Je vis d'étranges et d'intenses moments. Ma vie, notre vie, va bientôt (dans 3 semaines, ou au plus tard dans 3 mois) être complètement bouleversée. L'heure du choix que nous envisagions depuis tant d'années approche. Le bonheur balaye toute inquiétude. Les risques sont calculés, mais on ne peut nier une part d'inconscience. La vie m'a appris une chose : lorsque j'ai fait mes propres choix, sans écouter personne, toujours, j'ai eu raison.

mercredi, 02 avril 2014

La croisière abuse (billet rétro-actif) *

Le personnel philippin, très sympathique.

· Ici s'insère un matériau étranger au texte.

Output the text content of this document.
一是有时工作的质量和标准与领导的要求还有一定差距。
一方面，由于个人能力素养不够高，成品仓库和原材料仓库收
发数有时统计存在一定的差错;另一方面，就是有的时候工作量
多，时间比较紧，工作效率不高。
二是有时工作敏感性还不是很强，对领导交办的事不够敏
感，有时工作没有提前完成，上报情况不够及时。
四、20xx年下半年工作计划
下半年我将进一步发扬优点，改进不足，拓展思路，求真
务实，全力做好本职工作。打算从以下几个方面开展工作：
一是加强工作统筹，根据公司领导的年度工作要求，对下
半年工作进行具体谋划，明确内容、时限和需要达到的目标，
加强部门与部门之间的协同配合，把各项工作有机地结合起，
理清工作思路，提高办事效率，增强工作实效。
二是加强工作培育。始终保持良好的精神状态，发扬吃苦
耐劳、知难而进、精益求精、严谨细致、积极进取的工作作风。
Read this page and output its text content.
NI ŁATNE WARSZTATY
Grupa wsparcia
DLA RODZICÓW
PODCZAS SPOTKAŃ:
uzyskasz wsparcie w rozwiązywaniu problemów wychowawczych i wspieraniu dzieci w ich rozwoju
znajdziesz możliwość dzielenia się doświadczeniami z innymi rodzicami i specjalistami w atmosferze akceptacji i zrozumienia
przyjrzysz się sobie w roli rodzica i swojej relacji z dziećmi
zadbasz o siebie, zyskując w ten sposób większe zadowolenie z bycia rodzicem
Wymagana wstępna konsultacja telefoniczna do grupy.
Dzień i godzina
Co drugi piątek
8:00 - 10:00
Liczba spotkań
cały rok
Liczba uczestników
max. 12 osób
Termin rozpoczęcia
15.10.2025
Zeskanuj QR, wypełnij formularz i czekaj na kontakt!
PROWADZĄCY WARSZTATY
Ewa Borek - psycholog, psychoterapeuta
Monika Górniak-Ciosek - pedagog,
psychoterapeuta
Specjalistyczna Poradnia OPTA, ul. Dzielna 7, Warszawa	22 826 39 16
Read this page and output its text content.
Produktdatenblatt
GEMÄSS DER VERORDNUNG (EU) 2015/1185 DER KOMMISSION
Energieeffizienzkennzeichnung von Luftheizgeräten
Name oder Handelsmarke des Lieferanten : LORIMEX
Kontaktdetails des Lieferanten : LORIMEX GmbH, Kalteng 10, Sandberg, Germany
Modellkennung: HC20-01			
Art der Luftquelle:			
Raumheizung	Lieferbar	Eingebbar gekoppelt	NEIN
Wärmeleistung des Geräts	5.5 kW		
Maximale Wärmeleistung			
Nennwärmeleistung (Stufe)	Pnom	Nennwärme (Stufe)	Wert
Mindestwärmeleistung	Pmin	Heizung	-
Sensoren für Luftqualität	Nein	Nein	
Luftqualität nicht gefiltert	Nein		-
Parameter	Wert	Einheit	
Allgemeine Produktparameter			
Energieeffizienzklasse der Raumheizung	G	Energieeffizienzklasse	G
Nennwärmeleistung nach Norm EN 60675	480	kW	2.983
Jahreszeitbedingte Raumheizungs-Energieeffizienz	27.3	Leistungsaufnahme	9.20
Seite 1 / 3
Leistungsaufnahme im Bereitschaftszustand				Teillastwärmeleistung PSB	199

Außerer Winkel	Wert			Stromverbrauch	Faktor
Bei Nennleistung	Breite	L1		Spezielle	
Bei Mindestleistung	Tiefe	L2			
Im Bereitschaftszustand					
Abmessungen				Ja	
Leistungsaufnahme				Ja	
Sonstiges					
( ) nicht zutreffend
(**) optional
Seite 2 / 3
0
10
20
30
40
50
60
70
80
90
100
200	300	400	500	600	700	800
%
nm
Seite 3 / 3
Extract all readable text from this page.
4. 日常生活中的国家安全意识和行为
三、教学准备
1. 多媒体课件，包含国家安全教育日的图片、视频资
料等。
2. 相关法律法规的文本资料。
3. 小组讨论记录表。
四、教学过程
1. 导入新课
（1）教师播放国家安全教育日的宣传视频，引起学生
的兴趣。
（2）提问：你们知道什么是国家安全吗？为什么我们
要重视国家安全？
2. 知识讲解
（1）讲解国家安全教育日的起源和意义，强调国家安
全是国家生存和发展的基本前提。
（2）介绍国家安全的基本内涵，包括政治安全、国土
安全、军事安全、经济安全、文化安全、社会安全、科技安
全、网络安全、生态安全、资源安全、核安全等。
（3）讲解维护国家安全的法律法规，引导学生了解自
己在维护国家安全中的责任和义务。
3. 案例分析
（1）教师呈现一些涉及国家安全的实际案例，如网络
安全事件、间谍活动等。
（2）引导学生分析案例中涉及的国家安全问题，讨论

Toi, tu es sur les flots pour en profiter. C'est chouette. Et puis tu apprends que ces gens payés à coups de fronde partent pour neuf mois sans un jour de congés, qu'à la fin des neuf mois ils sont notés et qu'en fonction des notes, ils auront-ou non- droit à un peu de vacances. Il faut le savoir, les pirates n'ont plus besoin d'attaquer, ils sont déjà à bord.

 

* heureusement, Cachard veille au grain. Il y avait eu un problème de mise en ligne. Avec les excuses de la direction.